Federoff sees possible promise in the restorative powers from the treatments.
“We anticipate that when we replace dopamine neurons that have been lost prior to transplantation that the cellular replacement holds promise for setting the clock back on the disease as it relates to the common and disabling motor features of the disease,” Federoff said.
What might a patient expect if this treatment works perfectly?
“The anticipation is improved motor function, better quality of life, and possibly the reduction of medicines,” Federoff said.
When asked for timelines for the drug, the CEO emphasized the current uncertainties.

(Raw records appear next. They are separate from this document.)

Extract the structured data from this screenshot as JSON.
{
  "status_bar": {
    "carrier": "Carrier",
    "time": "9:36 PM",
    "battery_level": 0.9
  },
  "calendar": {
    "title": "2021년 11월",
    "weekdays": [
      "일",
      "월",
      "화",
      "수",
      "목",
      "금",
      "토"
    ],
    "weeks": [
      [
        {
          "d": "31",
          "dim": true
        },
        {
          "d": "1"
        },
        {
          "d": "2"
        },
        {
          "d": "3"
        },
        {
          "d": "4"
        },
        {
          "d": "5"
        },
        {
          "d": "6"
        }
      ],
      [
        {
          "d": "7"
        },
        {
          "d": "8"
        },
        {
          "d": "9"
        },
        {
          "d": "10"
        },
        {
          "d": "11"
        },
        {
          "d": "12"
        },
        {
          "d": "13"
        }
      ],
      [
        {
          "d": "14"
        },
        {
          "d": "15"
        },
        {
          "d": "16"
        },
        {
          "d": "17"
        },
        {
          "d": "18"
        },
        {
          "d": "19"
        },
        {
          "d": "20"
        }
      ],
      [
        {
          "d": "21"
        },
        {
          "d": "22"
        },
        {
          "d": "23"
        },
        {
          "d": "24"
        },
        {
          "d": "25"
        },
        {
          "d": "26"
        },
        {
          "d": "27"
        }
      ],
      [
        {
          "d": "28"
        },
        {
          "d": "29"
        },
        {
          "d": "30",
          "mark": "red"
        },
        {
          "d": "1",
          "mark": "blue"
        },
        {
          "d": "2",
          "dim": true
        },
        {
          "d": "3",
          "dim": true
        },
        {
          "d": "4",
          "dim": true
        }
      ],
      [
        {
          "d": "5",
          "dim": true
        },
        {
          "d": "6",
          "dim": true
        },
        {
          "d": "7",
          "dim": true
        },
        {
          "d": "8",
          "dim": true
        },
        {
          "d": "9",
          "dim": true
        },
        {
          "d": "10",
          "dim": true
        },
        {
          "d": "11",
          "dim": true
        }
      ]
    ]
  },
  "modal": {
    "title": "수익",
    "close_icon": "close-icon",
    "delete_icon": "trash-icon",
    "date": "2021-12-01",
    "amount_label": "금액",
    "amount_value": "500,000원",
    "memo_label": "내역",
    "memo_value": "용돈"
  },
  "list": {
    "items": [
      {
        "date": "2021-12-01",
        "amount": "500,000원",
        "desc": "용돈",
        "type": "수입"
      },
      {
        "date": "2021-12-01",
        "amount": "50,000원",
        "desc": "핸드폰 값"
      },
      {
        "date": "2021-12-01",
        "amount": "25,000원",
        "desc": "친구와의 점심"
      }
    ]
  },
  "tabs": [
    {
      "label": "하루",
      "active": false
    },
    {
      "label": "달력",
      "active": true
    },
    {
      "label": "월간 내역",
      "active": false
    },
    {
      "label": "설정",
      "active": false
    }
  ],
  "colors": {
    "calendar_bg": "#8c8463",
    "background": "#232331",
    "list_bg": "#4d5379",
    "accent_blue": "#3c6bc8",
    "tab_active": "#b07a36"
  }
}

“We are in the midst of an unprecedented pandemic that is straining the health care and business infrastructure globally,” Federoff said. “Despite extensive planning, milestones and other projections Aspen Neuroscience cannot control the environment of our contractors. At this time, we have developed many contingencies but the COVID-19 impact is still not fully understood. Accordingly, we must allow for time to recalibrate to refine timelines.”
Top-Notch Board Talent
Aspen added several seasoned industry executives to the board of directors including the new chairman, Faheem Hasnain, who is founder and chairman of Gossamer Bio. Other additions include Tom Daniel, chairman of Locana, an RNA targeting gene therapy company and venture partner at ARCH Ventures, and Peter Thompson, co-founder and chairman of Silverback Therapeutics and partner at OrbiMed. These members join existing directors which include Aspen CEO Howard Federoff, David Barker, former CSO of Illumina, and Stephen Squinto, co-founder of Alexion Pharmaceuticals, co-founder and former CEO of Passage Bio and executive partner at OrbiMed.
Federoff praised Aspen’s new chairman. “Faheem is a well recognized and exceptional leader in the biotechnology industry,” Federoff said. “His vast experience as an operator, board member, co-founder and chairperson will have enormous benefit to Aspen Neuroscience as he assumes the role as chair of the board of directors.”